Domingo 8 de julio

Domingo, 8 de julio
XIV domingo del tiempo ordinario

(Recuerda:
1. Pide el Espíritu Santo
2. Lee despacio y entiende
3. Medita qué te dice la Palabra de Dios
4. Ora, respóndele al Señor)

Evangelio según san Marcos 6, 1-6
En aquel tiempo, fue Jesús a su pueblo en compañía de sus discípulos. Cuando llegó el sábado, empezó a enseñar en la sinagoga; la multitud que lo oía se preguntaba asombrada: «¿De dónde saca todo eso? ¿Qué sabiduría es ésa que le han enseñado? ¿Y esos milagros de sus manos? ¿No es éste el carpintero, el hijo de María, hermano de Santiago y José y Judas y Simón? Y sus hermanas ¿no viven con nosotros aquí?» Y esto les resultaba escandaloso.
Jesús les decía: «No desprecian a un profeta más que en su tierra, entre sus parientes y en su casa.» No pudo hacer allí ningún milagro, sólo curó algunos enfermos imponiéndoles las manos. Y se extrañó de su falta de fe. Y recorría los pueblos de alrededor enseñando.

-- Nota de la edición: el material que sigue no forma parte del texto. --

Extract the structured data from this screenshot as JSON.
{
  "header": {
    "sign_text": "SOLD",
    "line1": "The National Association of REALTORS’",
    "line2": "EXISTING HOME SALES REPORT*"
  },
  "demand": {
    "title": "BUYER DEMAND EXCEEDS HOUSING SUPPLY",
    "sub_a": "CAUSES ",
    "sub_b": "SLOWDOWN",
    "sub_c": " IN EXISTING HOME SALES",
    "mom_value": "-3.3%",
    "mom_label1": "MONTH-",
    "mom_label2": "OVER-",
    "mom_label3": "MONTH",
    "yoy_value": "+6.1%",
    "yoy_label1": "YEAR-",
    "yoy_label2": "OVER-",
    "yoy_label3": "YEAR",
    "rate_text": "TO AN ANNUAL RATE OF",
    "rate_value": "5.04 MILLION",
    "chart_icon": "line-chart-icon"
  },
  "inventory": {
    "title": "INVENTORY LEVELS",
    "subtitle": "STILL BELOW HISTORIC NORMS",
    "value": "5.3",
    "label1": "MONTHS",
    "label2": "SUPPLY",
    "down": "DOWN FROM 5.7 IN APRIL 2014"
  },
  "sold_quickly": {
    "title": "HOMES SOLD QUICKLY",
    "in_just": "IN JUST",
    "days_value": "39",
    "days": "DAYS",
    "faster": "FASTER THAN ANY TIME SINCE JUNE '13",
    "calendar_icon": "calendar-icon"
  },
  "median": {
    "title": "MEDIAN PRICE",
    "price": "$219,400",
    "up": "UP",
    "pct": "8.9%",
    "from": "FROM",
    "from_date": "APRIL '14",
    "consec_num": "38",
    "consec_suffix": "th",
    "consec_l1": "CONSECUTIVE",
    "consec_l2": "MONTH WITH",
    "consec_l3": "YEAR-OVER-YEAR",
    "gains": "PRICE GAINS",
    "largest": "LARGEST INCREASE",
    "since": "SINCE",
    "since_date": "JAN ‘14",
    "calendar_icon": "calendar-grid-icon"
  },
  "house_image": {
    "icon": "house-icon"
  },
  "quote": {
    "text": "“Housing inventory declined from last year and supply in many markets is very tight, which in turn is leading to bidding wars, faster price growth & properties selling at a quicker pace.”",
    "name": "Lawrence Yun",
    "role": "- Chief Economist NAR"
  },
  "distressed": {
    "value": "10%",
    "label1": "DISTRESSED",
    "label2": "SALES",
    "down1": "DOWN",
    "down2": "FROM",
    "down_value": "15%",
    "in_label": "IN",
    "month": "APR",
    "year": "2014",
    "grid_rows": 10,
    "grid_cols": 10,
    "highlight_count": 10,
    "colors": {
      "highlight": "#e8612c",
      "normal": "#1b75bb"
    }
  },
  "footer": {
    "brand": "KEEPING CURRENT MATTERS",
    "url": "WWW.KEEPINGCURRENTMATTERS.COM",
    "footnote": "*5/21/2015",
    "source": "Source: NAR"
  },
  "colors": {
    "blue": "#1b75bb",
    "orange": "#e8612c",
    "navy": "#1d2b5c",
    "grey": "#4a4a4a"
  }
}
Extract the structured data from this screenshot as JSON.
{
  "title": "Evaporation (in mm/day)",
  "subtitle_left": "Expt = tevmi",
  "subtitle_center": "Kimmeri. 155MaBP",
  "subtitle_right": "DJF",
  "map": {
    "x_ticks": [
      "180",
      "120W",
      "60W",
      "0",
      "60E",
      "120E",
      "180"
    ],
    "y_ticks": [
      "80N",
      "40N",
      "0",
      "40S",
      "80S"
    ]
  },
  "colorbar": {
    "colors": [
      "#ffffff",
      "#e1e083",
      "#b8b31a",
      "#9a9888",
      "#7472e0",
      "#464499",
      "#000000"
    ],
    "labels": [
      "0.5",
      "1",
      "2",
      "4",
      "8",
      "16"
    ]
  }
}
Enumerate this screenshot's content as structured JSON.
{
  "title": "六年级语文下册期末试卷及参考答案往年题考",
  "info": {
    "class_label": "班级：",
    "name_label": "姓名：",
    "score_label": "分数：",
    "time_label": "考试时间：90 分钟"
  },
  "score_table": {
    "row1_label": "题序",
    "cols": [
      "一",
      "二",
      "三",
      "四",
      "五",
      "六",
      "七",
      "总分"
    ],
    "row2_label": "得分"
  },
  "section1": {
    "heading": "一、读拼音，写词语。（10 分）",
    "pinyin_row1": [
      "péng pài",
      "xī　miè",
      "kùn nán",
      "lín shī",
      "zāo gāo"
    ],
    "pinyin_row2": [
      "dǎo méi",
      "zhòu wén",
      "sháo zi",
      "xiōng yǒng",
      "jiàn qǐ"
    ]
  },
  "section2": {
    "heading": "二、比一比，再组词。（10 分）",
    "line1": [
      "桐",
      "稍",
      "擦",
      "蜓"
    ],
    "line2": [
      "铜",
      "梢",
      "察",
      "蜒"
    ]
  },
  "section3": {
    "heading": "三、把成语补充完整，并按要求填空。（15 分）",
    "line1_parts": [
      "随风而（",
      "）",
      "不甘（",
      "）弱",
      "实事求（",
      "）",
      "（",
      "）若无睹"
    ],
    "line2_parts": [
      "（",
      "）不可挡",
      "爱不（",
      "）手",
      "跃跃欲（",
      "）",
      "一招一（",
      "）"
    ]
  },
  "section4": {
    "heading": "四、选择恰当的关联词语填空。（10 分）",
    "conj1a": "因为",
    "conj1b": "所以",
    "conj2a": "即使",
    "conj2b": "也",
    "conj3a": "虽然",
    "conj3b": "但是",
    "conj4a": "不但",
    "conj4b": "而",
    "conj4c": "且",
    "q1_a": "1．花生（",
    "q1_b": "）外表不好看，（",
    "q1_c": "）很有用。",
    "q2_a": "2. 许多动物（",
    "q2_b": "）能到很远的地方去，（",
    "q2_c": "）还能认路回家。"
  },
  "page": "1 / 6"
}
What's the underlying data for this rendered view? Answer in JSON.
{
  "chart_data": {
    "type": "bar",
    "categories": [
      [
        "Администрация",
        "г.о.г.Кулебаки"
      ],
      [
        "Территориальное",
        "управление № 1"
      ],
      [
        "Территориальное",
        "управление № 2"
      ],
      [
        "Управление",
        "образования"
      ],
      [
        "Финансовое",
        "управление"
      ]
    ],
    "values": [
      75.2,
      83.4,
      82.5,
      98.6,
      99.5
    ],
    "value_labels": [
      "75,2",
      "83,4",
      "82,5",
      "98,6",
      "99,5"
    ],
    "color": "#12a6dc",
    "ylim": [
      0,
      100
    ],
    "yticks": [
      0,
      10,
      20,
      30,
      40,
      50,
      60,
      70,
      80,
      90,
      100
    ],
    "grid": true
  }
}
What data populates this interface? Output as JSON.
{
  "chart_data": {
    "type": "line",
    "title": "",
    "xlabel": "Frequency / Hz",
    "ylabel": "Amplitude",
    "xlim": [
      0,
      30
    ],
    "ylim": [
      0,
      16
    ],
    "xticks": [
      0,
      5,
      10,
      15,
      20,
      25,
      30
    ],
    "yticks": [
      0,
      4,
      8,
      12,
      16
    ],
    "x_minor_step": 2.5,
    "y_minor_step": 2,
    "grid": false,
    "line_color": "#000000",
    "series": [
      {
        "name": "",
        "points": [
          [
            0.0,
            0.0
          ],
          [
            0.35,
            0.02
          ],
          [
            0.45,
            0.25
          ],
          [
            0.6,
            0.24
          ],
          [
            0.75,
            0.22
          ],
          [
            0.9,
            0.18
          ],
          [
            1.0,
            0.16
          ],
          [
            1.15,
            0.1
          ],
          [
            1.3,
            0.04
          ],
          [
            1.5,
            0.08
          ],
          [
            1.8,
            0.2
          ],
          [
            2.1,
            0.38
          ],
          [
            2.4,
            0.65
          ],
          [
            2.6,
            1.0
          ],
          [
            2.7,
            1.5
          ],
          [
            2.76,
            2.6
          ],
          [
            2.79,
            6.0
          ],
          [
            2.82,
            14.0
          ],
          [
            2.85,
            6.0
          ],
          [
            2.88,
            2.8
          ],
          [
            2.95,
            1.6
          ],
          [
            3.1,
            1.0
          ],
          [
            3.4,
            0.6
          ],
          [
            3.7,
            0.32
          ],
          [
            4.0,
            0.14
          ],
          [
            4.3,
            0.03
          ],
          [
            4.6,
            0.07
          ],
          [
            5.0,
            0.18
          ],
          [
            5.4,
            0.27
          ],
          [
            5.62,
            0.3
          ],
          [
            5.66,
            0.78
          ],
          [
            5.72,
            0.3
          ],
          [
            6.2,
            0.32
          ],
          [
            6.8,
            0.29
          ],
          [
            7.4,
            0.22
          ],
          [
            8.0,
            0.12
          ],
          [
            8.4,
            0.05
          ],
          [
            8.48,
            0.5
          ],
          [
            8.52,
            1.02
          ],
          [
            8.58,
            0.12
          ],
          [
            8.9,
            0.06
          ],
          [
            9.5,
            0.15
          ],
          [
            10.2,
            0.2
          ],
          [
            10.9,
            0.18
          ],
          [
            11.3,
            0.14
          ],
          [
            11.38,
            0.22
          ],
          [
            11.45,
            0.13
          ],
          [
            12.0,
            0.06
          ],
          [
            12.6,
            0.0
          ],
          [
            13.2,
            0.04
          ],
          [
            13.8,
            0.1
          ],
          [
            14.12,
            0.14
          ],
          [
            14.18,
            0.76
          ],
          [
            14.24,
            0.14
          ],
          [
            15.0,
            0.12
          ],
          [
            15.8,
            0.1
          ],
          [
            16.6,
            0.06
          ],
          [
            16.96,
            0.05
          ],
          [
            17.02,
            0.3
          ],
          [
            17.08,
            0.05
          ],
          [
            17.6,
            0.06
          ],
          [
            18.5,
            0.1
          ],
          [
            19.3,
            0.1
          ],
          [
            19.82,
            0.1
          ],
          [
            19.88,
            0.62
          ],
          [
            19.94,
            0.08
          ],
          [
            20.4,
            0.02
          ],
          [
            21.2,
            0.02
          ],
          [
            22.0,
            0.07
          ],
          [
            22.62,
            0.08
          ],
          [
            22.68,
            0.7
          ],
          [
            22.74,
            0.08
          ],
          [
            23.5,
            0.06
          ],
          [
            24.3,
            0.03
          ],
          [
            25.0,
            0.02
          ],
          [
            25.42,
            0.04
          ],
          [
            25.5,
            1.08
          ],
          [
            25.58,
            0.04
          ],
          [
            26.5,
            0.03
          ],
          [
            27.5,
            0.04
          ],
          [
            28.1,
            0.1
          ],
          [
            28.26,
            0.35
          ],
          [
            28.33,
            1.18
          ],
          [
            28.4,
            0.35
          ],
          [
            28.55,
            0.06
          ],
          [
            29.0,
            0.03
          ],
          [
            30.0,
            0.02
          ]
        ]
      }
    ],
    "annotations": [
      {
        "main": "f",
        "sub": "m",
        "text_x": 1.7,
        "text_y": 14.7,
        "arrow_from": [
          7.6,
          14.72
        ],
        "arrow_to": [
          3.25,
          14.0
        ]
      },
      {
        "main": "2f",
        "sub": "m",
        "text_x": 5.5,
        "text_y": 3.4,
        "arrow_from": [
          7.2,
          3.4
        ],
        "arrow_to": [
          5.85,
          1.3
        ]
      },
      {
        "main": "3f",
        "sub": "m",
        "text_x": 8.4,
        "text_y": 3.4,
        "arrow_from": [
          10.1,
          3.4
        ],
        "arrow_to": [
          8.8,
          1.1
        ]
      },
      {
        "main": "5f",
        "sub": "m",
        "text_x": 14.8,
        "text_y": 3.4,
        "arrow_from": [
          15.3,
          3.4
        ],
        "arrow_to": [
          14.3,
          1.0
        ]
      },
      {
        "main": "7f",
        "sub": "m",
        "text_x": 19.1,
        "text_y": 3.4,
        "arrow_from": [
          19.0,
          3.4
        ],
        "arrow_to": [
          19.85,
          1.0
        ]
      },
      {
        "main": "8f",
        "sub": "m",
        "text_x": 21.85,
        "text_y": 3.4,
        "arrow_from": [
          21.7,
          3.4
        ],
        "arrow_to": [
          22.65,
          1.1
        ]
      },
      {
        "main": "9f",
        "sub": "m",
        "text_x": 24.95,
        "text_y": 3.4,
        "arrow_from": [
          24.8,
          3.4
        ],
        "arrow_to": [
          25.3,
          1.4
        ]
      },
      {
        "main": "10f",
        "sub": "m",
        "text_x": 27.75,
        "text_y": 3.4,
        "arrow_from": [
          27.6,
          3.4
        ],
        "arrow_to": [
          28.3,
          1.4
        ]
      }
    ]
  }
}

Pistas: “Se extrañó de su falta de fe”. Creían que conocían a Jesús y esto les impedía descubrir quién es realmente. Ni los milagros, ni la sabiduría, ni su manera de hablar y actuar podían conducirles a descubrir la verdad. Se escandalizaban.
Tal vez eso mismo le pase a nuestra sociedad. Incluso puede que te pase a ti. Creen saber quién es Jesús, pero sólo ven sus prejuicios. No ven la Iglesia que continúa la obra de Jesús, sólo la debilidad de los que la formamos. Y ponen esto, o lo que no entienden, como excusa para no profundizar.
Dejarse asombrar, estar dispuesto a cambiar de manera de pensar, descubrir que hay más de lo que parece a simple vista… son condiciones para que se pueda despertar la fe en nosotros y para poder conocer a Jesús y establecer una relación con Él.
Relee el Evangelio y piensa qué ideas preconcebidas tienes de Jesús o de la Iglesia en la que puedes encontrarle. Reflexiona sobre lo que te impide acercarte a Él… Tal vez debas atreverte a profundizar, a buscar la verdad, a cambiar tu manera de pensar y de vivir. ¿Quién es Jesús?

Relee el Evangelio, escucha lo que Dios te dice y respóndele con tu oración.